Of course, we had a good idea of what was going to happen in Dobbs the month before the ruling came out, when Politico published a leaked draft of Justice Samuel Alito’s opinion tossing federal abortion rights — and decades of precedent — aside. We knew for sure when the opinion was issued on June 24, 2022, with five Republican appointees voting to overturn Roe: Alito, Clarence Thomas, Neil Gorsuch, Brett Kavanaugh and Amy Coney Barrett. (Chief Justice John Roberts wrote a separate opinion that didn’t go as far as his GOP colleagues but still would have further curtailed abortion rights.)

The reality is that abortion opponents don’t want the court to stay out of the issue.

Predictably, the loss of federal abortion rights caused a series of nightmare scenarios across the country, with red states pushing bans and 2022 becoming what the Guttmacher Institute, a research organization that supports reproductive rights, called “a devastating year for abortion rights and reproductive health generally.” Most abortions are banned in at least 13 states, according to The New York Times’ tracker. And though they won’t pass through the Senate or the White House, the newly minted Republican majority in the House is pushing for further restrictions.

And it’s important to remember what it can mean when abortion is banned: Not only is health care unavailable, it’s criminalized. For example, questions were raised in Alabama recently over whether the attorney general was in favor of imprisoning women for taking abortion pills. The mere possibility of such a thing is a function of the supposedly benign act of “sending the issue back to the states,” as abortion opponents have framed the Dobbs decision.

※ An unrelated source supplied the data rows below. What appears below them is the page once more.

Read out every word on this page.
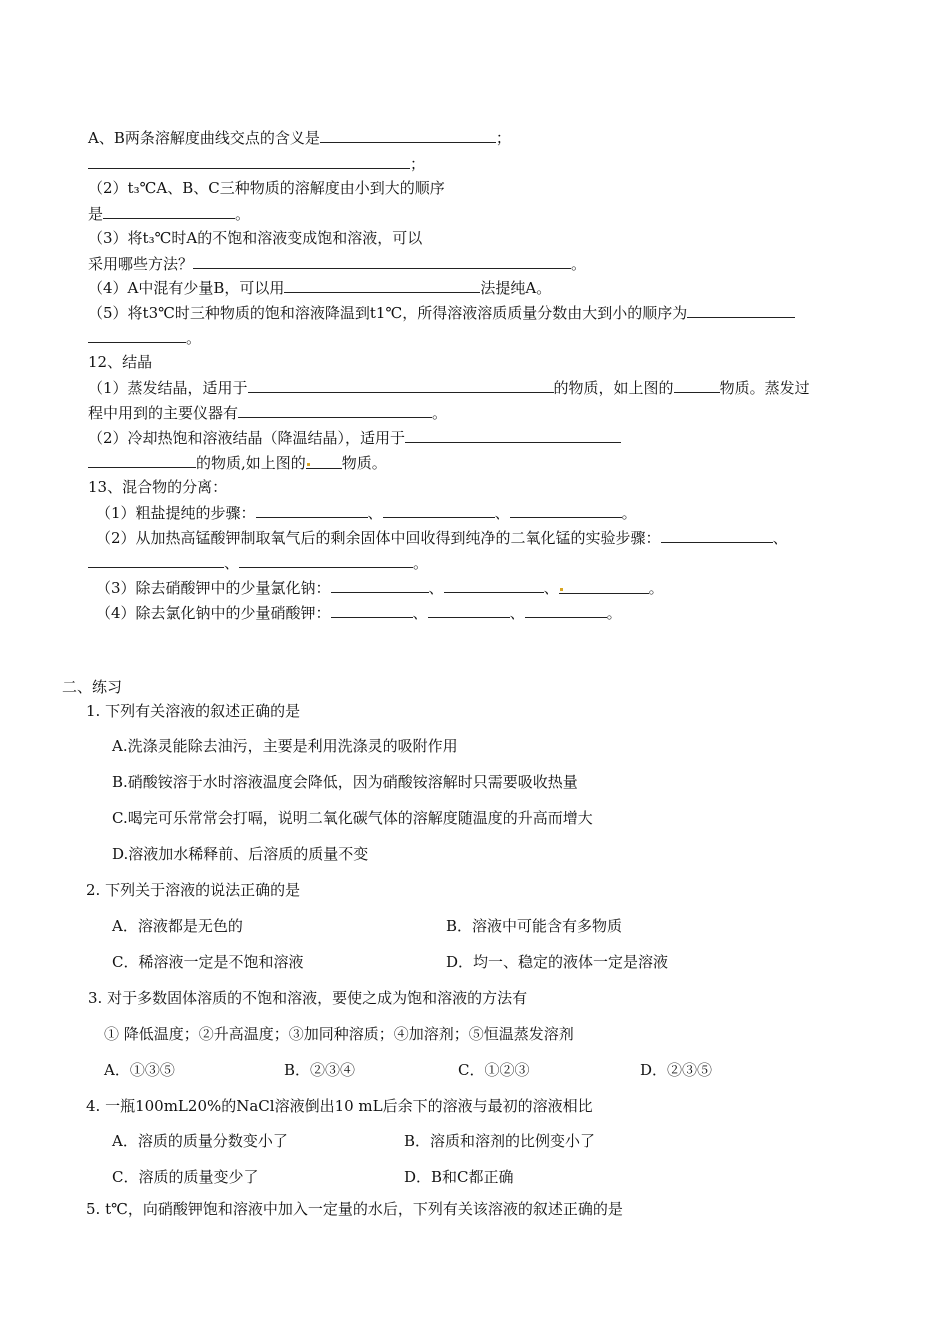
A、B两条溶解度曲线交点的含义是	；
；
（2）t₃℃A、B、C三种物质的溶解度由小到大的顺序
是	。
（3）将t₃℃时A的不饱和溶液变成饱和溶液，可以
采用哪些方法？	。
（4）A中混有少量B，可以用	法提纯A。
（5）将t3℃时三种物质的饱和溶液降温到t1℃，所得溶液溶质质量分数由大到小的顺序为
。
12、结晶
（1）蒸发结晶，适用于	的物质，如上图的	物质。蒸发过
程中用到的主要仪器有	。
（2）冷却热饱和溶液结晶（降温结晶），适用于
的物质,如上图的 物质。
13、混合物的分离：
（1）粗盐提纯的步骤：	、	、	。
（2）从加热高锰酸钾制取氧气后的剩余固体中回收得到纯净的二氧化锰的实验步骤：	、
、	。
（3）除去硝酸钾中的少量氯化钠：	、	、	。
（4）除去氯化钠中的少量硝酸钾：	、	、	。
二、练习
1. 下列有关溶液的叙述正确的是
A.洗涤灵能除去油污，主要是利用洗涤灵的吸附作用
B.硝酸铵溶于水时溶液温度会降低，因为硝酸铵溶解时只需要吸收热量
C.喝完可乐常常会打嗝，说明二氧化碳气体的溶解度随温度的升高而增大
D.溶液加水稀释前、后溶质的质量不变
2. 下列关于溶液的说法正确的是
A．溶液都是无色的	B．溶液中可能含有多物质
C．稀溶液一定是不饱和溶液	D．均一、稳定的液体一定是溶液
3. 对于多数固体溶质的不饱和溶液，要使之成为饱和溶液的方法有
① 降低温度；②升高温度；③加同种溶质；④加溶剂；⑤恒温蒸发溶剂
A．①③⑤	B．②③④	C．①②③	D．②③⑤
4. 一瓶100mL20%的NaCl溶液倒出10 mL后余下的溶液与最初的溶液相比
A．溶质的质量分数变小了	B．溶质和溶剂的比例变小了
C．溶质的质量变少了	D．B和C都正确
5. t℃，向硝酸钾饱和溶液中加入一定量的水后，下列有关该溶液的叙述正确的是
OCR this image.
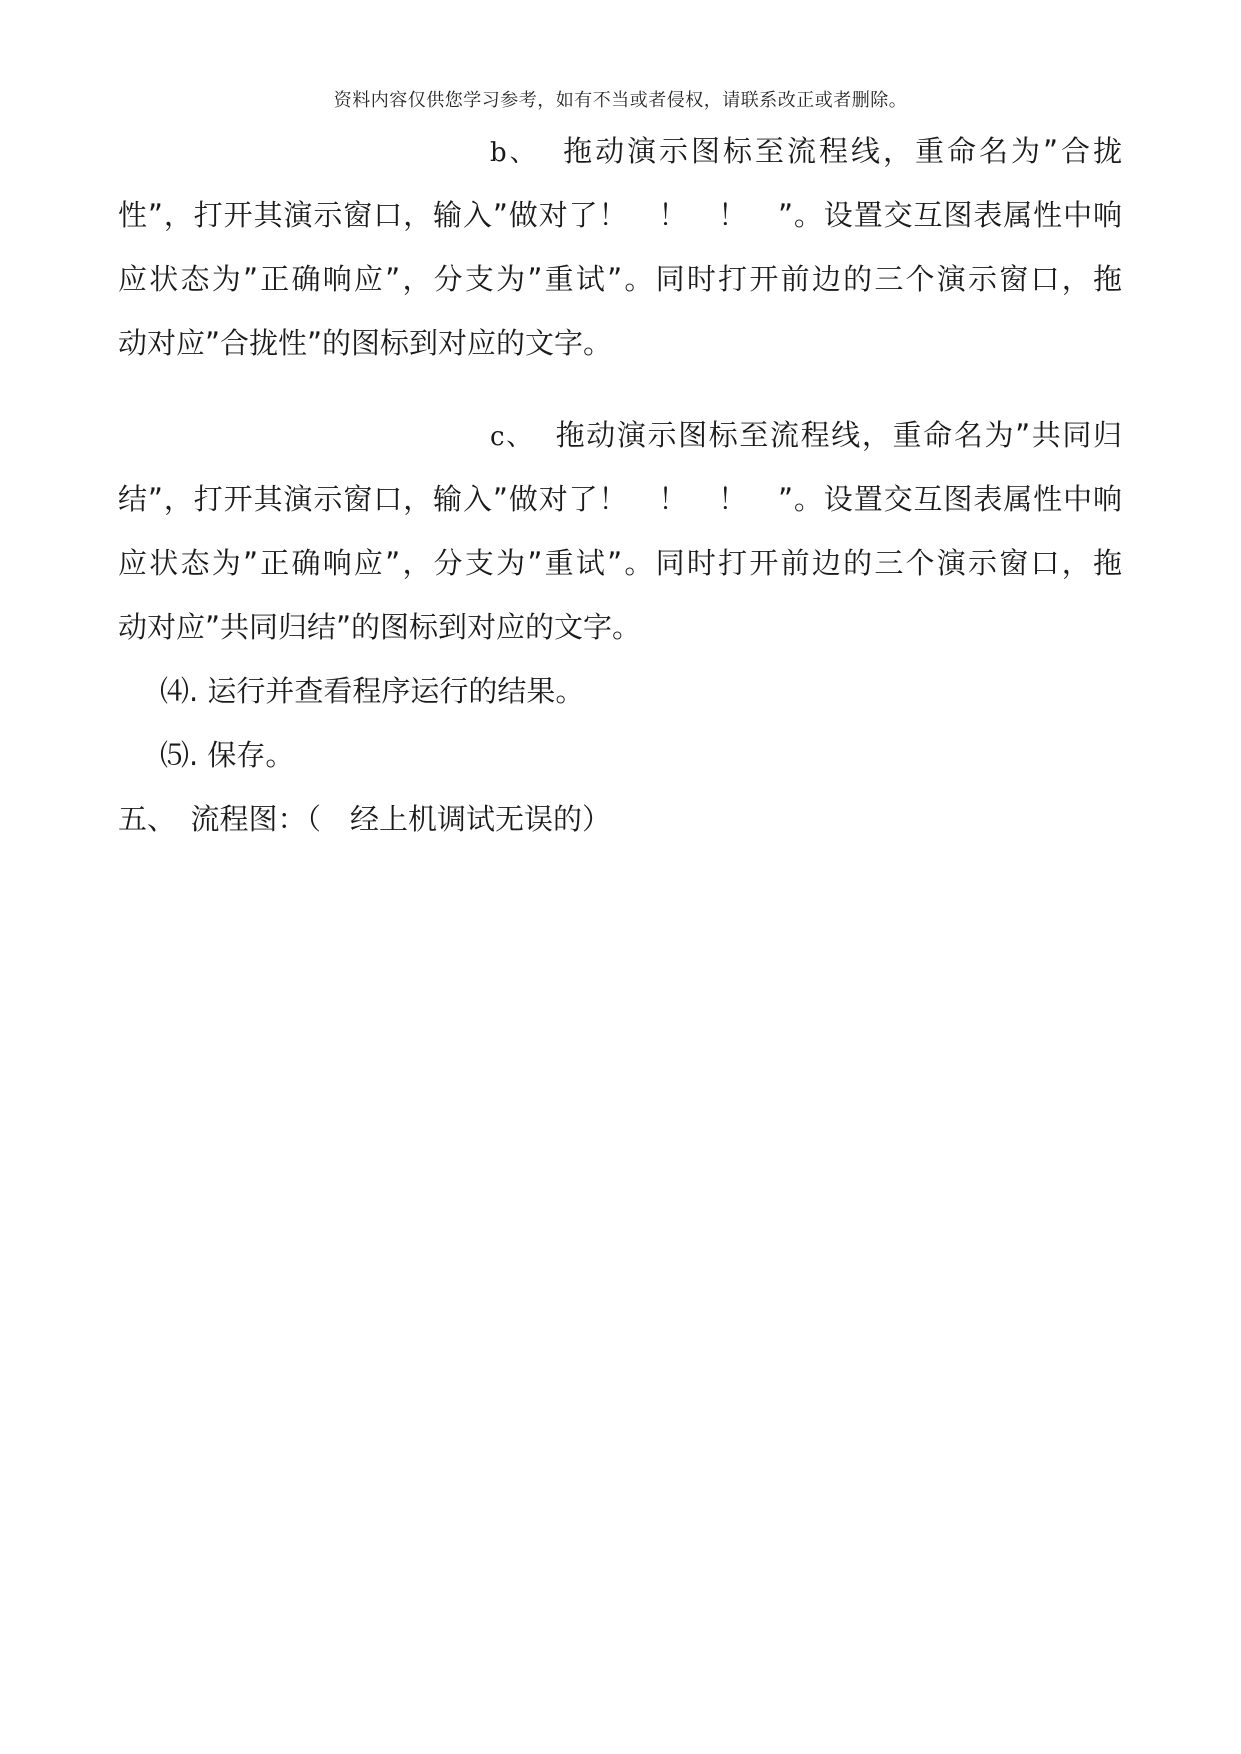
资料内容仅供您学习参考，如有不当或者侵权，请联系改正或者删除。
b、 拖动演示图标至流程线，重命名为”合拢
性”，打开其演示窗口，输入”做对了！　！　！　”。设置交互图表属性中响
应状态为”正确响应”，分支为”重试”。同时打开前边的三个演示窗口，拖
动对应”合拢性”的图标到对应的文字。
c、 拖动演示图标至流程线，重命名为”共同归
结”，打开其演示窗口，输入”做对了！　！　！　”。设置交互图表属性中响
应状态为”正确响应”，分支为”重试”。同时打开前边的三个演示窗口，拖
动对应”共同归结”的图标到对应的文字。
⑷. 运行并查看程序运行的结果。
⑸. 保存。
五、　流程图：（　经上机调试无误的）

Indeed, Republicans have felt at the polls the public’s general disgust with the extreme ruling. After all, a majority of Americans believe abortion should be legal in all or most cases. Even former President Donald Trump, who appointed three of the justices in the Dobbs majority during his presidency, acknowledged the issue’s negative impact on Republicans politically in last year’s midterm elections, posting on his Truth Social platform afterward:  

It wasn’t my fault that the Republicans didn’t live up to expectations in the MidTerms. I was 233-20! It was the “abortion issue,” poorly handled by many Republicans, especially those that firmly insisted on No Exceptions, even in the case of Rape, Incest, or Life of the Mother, that lost large numbers of Voters. Also, the people that pushed so hard, for decades, against abortion, got their wish from the U.S. Supreme Court, & just plain disappeared, not to be seen again. Plus, Mitch stupid $’s!

​And that’s just the damage that Dobbs itself has wrought — which, to be clear, cannot be overstated. There’s no guarantee that’s the end of the road even for the Supreme Court. The logic of Alito’s Dobbs opinion is the court purporting to stay out of the issue. But on top of that approach feigning ignorance of the court’s power and impact on society, the reality is that abortion opponents don’t want the court to stay out of the issue.

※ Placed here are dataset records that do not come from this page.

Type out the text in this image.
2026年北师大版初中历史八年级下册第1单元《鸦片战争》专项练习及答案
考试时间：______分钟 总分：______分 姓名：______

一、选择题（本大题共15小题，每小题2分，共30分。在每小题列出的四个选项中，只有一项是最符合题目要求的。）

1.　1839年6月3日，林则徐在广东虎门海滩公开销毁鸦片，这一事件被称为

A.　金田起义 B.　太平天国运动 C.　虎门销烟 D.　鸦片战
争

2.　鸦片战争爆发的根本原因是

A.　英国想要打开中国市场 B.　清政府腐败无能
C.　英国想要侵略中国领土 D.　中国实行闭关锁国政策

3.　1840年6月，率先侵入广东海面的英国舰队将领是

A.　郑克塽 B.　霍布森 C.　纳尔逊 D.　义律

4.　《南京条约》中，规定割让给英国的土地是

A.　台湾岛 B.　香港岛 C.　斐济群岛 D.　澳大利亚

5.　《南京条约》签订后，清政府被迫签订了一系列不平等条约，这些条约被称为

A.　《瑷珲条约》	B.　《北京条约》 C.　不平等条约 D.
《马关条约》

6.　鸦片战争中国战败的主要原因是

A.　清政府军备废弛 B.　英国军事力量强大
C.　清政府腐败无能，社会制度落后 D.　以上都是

Rather, they want the court to affirmatively ban abortion through so-called fetal personhood, as opposed to just allowing states to choose whether to ban it or not. The Supreme Court turned away an appeal pressing the personhood argument last year. And it would be inconsistent with Dobbs for the Supreme Court to embrace the fetal personhood argument. But Dobbs overruled long-standing precedent in Roe, so we can’t assume that the court will be consistent about an issue on which it hasn’t been consistent.